En 1749, des chefs micmacs envoient une lettre au gouverneur anglais afin de protester contre le projet de construction d'un fort à Kchibouktouk (Halifax). Cette lettre présentée aux Anglais en micmac fut traduite en français par l'abbé Pierre-Antoine Maillard. Elle fut envoyée à Paris comme «curiosité» le 18 octobre 1749.

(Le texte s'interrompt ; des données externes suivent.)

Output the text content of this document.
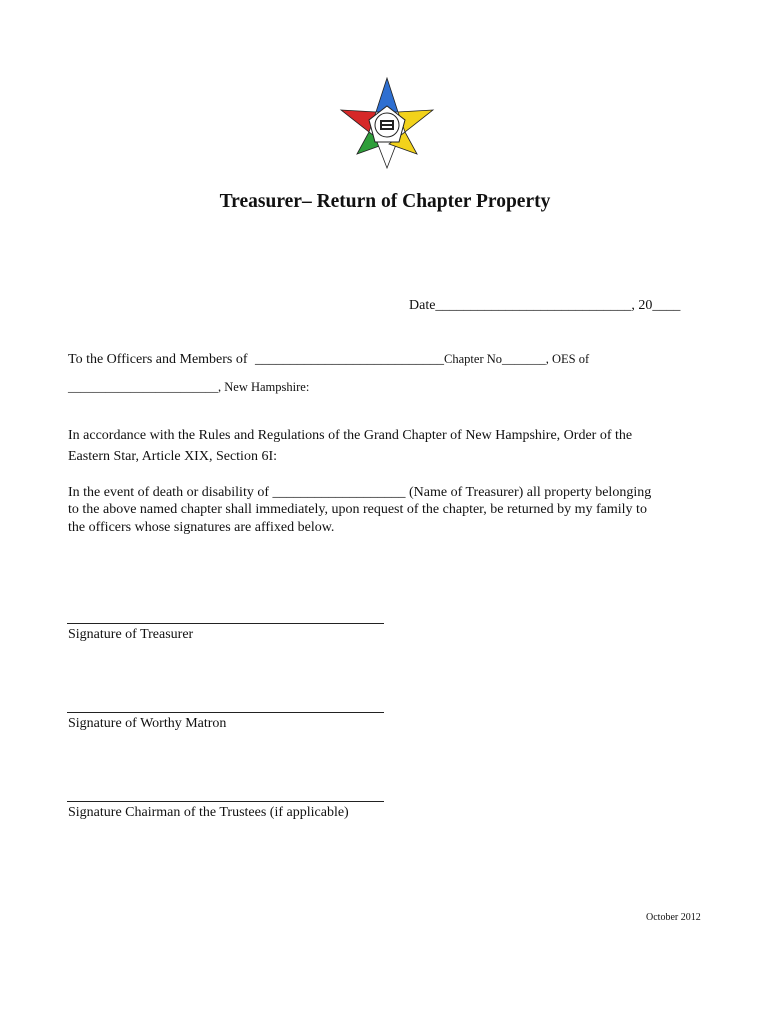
Treasurer– Return of Chapter Property
Date____________________________, 20____
To the Officers and Members of ___________________________Chapter No_______, OES of
________________________, New Hampshire:
In accordance with the Rules and Regulations of the Grand Chapter of New Hampshire, Order of the
Eastern Star, Article XIX, Section 6I:
In the event of death or disability of ___________________ (Name of Treasurer) all property belonging
to the above named chapter shall immediately, upon request of the chapter, be returned by my family to
the officers whose signatures are affixed below.
Signature of Treasurer
Signature of Worthy Matron
Signature Chairman of the Trustees (if applicable)
October 2012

L'endroit où tu es, où tu fais des habitations, où tu bâtis un fort, où tu veux maintenant comme t'introniser, cette terre dont tu veux présentement te rendre maître absolu, cette terre m'appartient, j'en suis certes sorti comme l'herbe, c'est le propre lieu de ma naissance et de ma résidence, c'est ma terre à moi sauvage; oui, je le jure, c'est Dieu qui me l'a donnée pour être mon pays à perpétuité.

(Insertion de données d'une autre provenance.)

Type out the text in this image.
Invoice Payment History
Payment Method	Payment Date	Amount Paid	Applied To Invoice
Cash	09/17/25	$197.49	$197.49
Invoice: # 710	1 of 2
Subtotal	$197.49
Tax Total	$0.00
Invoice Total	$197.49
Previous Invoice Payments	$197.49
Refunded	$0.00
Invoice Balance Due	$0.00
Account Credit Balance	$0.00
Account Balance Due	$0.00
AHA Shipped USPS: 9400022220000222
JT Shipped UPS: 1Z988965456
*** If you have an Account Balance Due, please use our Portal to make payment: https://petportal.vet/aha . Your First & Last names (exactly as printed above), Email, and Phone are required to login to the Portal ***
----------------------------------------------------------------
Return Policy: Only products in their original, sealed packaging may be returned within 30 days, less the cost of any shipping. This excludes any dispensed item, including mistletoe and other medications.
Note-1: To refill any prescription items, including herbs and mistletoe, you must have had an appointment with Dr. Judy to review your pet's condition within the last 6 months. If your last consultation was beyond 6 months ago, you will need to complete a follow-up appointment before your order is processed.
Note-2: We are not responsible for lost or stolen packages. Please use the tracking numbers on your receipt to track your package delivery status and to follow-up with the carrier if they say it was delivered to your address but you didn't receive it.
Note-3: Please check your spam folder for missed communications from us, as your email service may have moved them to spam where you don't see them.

Que je te dise donc d'abord les dispositions de mon cœur à ton égard, car il ne se peut que ce que tu fais à Kchibouktouk ne m'alarme. Mon Roi et ton Roi ont fait entre eux le partage des terres; c'est ce qui fait qu'aujourd'hui ils sont en paix. mais moi il ne se peut que je fasse paix ou alliance avec toi. montre-moi où moi sauvage me logerai? Tu me chasses toi; où veux-tu donc que je me réfugie ? Tu t'es emparé de presque toute cette terre dans toute son étendue. Il ne me restait plus que Kchibouktouk. Tu m'envies encore ce morceau, jusque-là même que tu veux m'en chasser. Je connais par là que tu m'engages toi-même à ne cesser de nous faire la guerre, et à ne jamais faire alliance entre nous. Tu te glorifies de ton grand nombre, moi sauvage, en petit nombre, ne me glorifie en autre chose qu'en Dieu qui sait très bien tout ce dont il s'agit; un ver de terre sait regimber quand on l'attaque. Moi sauvage, il ne se peut que je ne crois valoir au moins un tant soit peu plus qu'un ver de terre, à plus forte raison, saurai-je me défendre si on m'attaque.

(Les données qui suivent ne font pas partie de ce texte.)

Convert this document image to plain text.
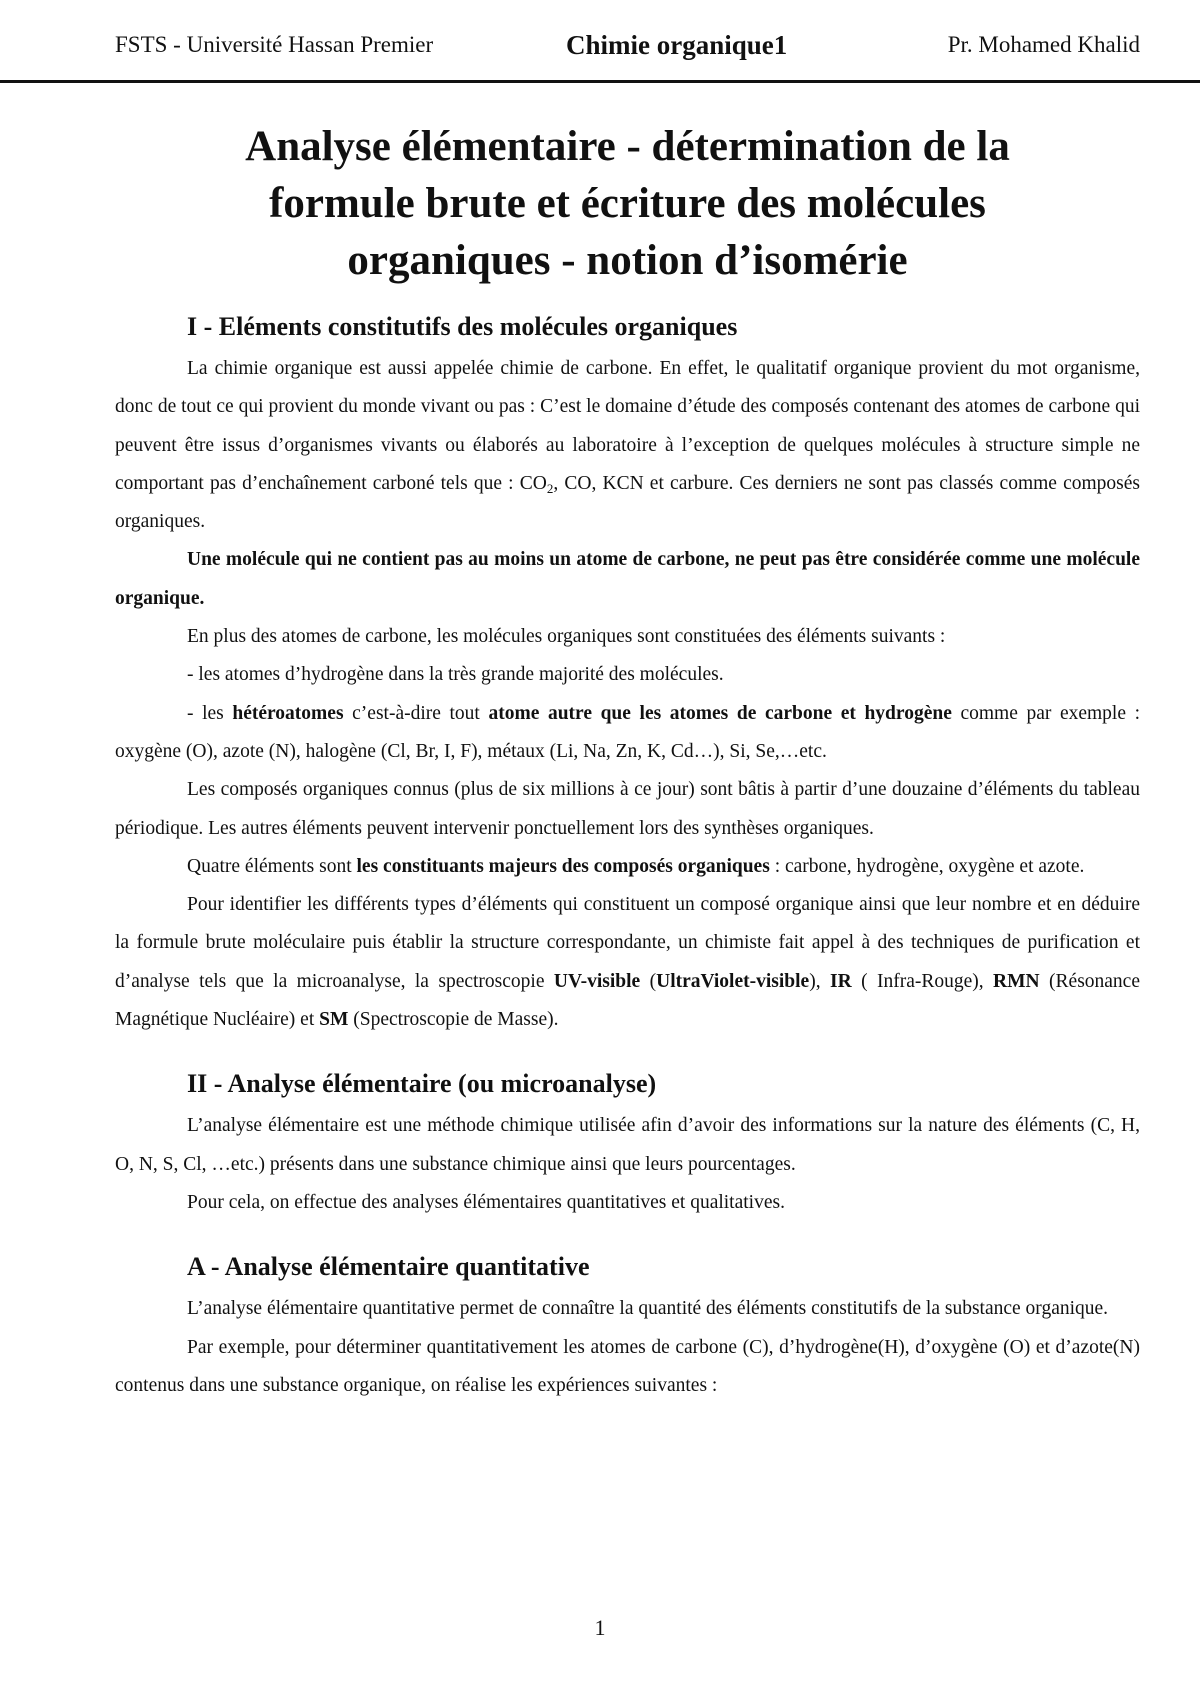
FSTS - Université Hassan Premier	Chimie organique1	Pr. Mohamed Khalid
Analyse élémentaire - détermination de la
formule brute et écriture des molécules
organiques - notion d’isomérie
I - Eléments constitutifs des molécules organiques

La chimie organique est aussi appelée chimie de carbone. En effet, le qualitatif organique provient du mot organisme, donc de tout ce qui provient du monde vivant ou pas : C’est le domaine d’étude des composés contenant des atomes de carbone qui peuvent être issus d’organismes vivants ou élaborés au laboratoire à l’exception de quelques molécules à structure simple ne comportant pas d’enchaînement carboné tels que : $CO_2$, CO, KCN et carbure. Ces derniers ne sont pas classés comme composés organiques.

Une molécule qui ne contient pas au moins un atome de carbone, ne peut pas être considérée comme une molécule organique.

En plus des atomes de carbone, les molécules organiques sont constituées des éléments suivants :

- les atomes d’hydrogène dans la très grande majorité des molécules.

- les hétéroatomes c’est-à-dire tout atome autre que les atomes de carbone et hydrogène comme par exemple : oxygène (O), azote (N), halogène (Cl, Br, I, F), métaux (Li, Na, Zn, K, Cd…), Si, Se,…etc.

Les composés organiques connus (plus de six millions à ce jour) sont bâtis à partir d’une douzaine d’éléments du tableau périodique. Les autres éléments peuvent intervenir ponctuellement lors des synthèses organiques.

Quatre éléments sont les constituants majeurs des composés organiques : carbone, hydrogène, oxygène et azote.

Pour identifier les différents types d’éléments qui constituent un composé organique ainsi que leur nombre et en déduire la formule brute moléculaire puis établir la structure correspondante, un chimiste fait appel à des techniques de purification et d’analyse tels que la microanalyse, la spectroscopie UV-visible (UltraViolet-visible), IR ( Infra-Rouge), RMN (Résonance Magnétique Nucléaire) et SM (Spectroscopie de Masse).

II - Analyse élémentaire (ou microanalyse)

L’analyse élémentaire est une méthode chimique utilisée afin d’avoir des informations sur la nature des éléments (C, H, O, N, S, Cl, …etc.) présents dans une substance chimique ainsi que leurs pourcentages.

Pour cela, on effectue des analyses élémentaires quantitatives et qualitatives.

A - Analyse élémentaire quantitative

L’analyse élémentaire quantitative permet de connaître la quantité des éléments constitutifs de la substance organique.

Par exemple, pour déterminer quantitativement les atomes de carbone (C), d’hydrogène(H), d’oxygène (O) et d’azote(N) contenus dans une substance organique, on réalise les expériences suivantes :

1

Ta résidence au Port-Royal ne me fait pas grand ombrage, car tu vois que depuis longtemps je t'y laisse tranquille, mais présentement tu me forces d'ouvrir la bouche par le vol considérable que tu me fais. J'irai bientôt te voir, peut-être recevras-tu bien ce que je te dirai; si tu m'écoutes et que tu me parles comme il faut. Et que tu exécutes tes belles paroles, je connaîtrai par là que tu ne cherches que le bien, de sorte que toutes choses prendront un bon tour; je ne t'en dis pas davantage pour ne te pas plus longtemps rompre la tête par mes discours.

Je te salue, Seigneur

Écrit au Port Toulouse cinq jours avant la Saint-Michel.

Source : Collection de manuscrits inédits sur le Canada et l'Amérique publiée par le Canada français, I, p. 17-19.